Battle Being Waged Over Free Speech
WASHINGTON — According to the American Conservation Society, conservatives are using the First Amendment to challenge progressive legislation. They assert that the Free Speech Clause is being used by corporate and right-wing interests to undermine progressive efforts in areas such as campaign finance reform, reproductive rights, consumer protection, and labor. Progressives refer to this as weaponizing the First Amendment.
“The phrase comes from a dissenting opinion from Justice Elena Kagan in 2018,” explained Dean Erwin Chemerinsky, speaking at a virtual conference of legal scholars convened by ACS. “This is not about the regulation of free speech in the usual sense,” he said, but rather refers to “using the First Amendment to challenge progressive legislation.”

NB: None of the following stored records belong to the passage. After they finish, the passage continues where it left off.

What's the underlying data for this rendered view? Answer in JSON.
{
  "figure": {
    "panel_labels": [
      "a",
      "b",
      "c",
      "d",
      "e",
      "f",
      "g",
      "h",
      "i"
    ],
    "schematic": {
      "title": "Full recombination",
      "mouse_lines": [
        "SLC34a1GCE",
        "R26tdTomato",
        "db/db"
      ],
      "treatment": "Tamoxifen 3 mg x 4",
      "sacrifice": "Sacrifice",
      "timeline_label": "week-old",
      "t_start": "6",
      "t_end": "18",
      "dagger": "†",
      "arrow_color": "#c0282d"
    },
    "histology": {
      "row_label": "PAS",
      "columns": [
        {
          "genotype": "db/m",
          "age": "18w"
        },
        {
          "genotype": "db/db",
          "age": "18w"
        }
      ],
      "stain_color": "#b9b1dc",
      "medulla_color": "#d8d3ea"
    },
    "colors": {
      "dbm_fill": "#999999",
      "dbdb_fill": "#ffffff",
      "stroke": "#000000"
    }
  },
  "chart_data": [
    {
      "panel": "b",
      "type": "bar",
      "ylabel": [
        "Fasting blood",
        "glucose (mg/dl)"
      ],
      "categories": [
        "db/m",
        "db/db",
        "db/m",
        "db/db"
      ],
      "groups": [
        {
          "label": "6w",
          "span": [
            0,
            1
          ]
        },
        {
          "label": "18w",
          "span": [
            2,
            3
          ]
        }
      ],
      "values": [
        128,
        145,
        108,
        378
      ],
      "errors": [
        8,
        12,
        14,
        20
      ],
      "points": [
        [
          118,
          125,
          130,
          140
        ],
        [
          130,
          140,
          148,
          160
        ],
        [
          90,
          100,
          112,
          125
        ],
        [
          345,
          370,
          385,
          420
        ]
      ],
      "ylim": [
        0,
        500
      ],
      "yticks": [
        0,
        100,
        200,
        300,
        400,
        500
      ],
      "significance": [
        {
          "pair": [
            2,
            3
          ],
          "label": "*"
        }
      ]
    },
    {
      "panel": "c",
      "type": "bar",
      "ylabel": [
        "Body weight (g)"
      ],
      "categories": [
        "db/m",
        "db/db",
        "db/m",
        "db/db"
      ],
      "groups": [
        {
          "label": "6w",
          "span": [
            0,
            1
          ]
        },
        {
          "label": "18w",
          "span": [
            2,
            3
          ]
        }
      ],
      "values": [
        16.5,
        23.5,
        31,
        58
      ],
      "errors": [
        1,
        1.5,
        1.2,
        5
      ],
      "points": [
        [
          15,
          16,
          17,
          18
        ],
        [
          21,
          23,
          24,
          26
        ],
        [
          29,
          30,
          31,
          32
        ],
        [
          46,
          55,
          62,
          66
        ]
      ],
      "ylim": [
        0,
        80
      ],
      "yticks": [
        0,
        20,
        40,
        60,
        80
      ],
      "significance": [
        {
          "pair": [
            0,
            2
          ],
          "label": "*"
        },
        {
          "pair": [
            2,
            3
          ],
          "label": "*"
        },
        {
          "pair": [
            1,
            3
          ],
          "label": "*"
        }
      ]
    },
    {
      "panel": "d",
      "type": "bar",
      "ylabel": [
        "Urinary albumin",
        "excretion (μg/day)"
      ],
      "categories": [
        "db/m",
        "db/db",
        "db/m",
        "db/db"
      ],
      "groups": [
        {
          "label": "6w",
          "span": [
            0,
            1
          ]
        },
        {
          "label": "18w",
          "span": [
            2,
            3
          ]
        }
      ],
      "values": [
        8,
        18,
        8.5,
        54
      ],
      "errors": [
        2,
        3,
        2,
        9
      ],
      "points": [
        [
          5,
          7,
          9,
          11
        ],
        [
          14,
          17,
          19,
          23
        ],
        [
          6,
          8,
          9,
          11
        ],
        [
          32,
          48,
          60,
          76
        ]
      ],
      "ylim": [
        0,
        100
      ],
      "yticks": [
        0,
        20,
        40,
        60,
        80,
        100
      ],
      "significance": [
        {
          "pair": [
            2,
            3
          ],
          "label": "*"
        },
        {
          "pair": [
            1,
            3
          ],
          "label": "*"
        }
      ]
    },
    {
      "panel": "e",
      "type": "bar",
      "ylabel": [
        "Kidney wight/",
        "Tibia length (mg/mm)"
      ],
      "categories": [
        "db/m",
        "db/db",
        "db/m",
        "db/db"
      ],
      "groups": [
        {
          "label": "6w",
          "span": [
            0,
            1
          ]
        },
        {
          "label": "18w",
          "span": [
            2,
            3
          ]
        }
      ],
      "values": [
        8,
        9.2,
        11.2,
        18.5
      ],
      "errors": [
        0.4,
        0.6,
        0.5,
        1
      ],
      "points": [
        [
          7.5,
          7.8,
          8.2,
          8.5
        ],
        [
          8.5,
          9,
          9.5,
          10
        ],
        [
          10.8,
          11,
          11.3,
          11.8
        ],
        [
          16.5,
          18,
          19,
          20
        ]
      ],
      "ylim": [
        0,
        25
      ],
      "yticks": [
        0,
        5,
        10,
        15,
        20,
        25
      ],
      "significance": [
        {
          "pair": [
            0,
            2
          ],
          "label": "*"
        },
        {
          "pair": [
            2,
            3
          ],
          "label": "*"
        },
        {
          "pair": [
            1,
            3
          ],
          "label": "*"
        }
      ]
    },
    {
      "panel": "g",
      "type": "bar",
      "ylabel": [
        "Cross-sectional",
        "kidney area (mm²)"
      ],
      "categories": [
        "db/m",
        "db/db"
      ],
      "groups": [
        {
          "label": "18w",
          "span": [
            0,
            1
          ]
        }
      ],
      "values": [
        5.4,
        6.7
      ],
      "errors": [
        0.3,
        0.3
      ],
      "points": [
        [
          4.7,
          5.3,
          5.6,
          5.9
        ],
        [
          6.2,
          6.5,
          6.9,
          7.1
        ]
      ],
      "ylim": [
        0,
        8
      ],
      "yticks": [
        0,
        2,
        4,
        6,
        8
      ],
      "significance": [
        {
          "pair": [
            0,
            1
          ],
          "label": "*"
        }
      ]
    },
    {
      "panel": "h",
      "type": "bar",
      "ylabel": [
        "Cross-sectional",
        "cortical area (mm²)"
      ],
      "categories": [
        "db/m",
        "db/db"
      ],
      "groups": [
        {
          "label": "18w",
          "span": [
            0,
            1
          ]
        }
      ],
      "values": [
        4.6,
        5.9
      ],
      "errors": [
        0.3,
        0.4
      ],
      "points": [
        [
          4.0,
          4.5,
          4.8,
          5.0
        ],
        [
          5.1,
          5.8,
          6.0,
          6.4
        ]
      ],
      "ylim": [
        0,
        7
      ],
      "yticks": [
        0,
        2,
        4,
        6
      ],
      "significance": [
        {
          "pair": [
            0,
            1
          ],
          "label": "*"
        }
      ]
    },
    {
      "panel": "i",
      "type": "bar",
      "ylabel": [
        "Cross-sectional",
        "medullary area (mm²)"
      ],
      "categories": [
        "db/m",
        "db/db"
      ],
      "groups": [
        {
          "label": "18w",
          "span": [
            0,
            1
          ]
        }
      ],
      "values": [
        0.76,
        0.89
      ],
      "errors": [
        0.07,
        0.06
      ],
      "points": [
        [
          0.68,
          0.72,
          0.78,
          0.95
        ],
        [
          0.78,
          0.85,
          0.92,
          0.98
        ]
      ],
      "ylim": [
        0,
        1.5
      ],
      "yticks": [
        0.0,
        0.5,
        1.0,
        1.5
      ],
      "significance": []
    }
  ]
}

Since 2001, it’s been a “general deregulatory festival at the Supreme Court,” according to Chemerinsky, who says that conservative efforts have taken a three-tiered strategy of unification, or removing the barrier between different types of speech; intensification; and expansion, or widening the scope of what is considered speech. Chemerinsky says this trifecta has made it harder for the government to do its job of ensuring a regulated marketplace.
“This idea that there is some sort of nefarious plot… to undermine progressive legislation, I think that is a crazy conspiracy theory,” said Larry Alexander, professor at USD School of Law and member of the Federalist Society, who took a contrarian approach to the other panelists’ views.
“To say the rights bestowed to Americans within the Constitution face grave danger, as seen on this event flyer… I find that risible, verging on hysterical,” said Alexander.
“No one is saying it’s a nefarious plot, but what we do have is a court that’s pro-business at the expense of labor, and employees. At the expense of consumers,” said Chemerinsky.
He offered Citizens United v. Federal Election Commission as an example of a Supreme Court case in which the free speech clause was invoked in campaign financing. The Court reversed precedent and ruled the clause prohibited the government from restricting independent expenditures for political communications by corporations, including non-profit corporations, labor unions, and other associations. Moderate conservative Justice O’Connor had recently been replaced by the more conservative Justice Alito when this case was decided.
“It’s wrong to equate spending in an election campaign with speech,” said Chemerinsky, who disagrees with giving corporations First Amendment rights. “This is not regulation of speech as we normally would use the word… Spending money is a form of conduct. Corporations shouldn’t get free speech; corporations don’t have autonomy.”
Alexander disagreed, believing that it is valid to equate campaign spending with speech “when you spend money to purchase speech, like buying an ad in the New York Times.” He specified that in the Citizens United case both corporations and unions were given the same First Amendment rights and stated it is unions who outspend corporations in campaign contributions.
Panelists pointed to the decisions in NIFLA v. Becerra (reproductive rights), Sorrell v. IMS Health (consumer protection), and Janus v. AFSCME (labor) to further illustrate how, as Ted Mermin, interim executive director for the Center for Consumer Law and Economic Justice put it, “free speech is intersecting with commercial speech… toward the deregulation of business.”
“It’s all about the deregulation agenda,” Mermin said, as panelists touched on the idea that the Free Speech Clause could have significant implications in other legislative areas.
“The rhetoric is overheated,” Alexander said, arguing that it is wrong to identify Supreme Court justices as “corporate right-wing tools.” He also stressed that he “prefer[s] judges not in the role of platonic guardians.”
But the progressive members of the panel argued, “Ideology is driving this.” Chemerinsky said, “It’s not a coincidence that each Supreme Court case cited was a 5-4 decision.”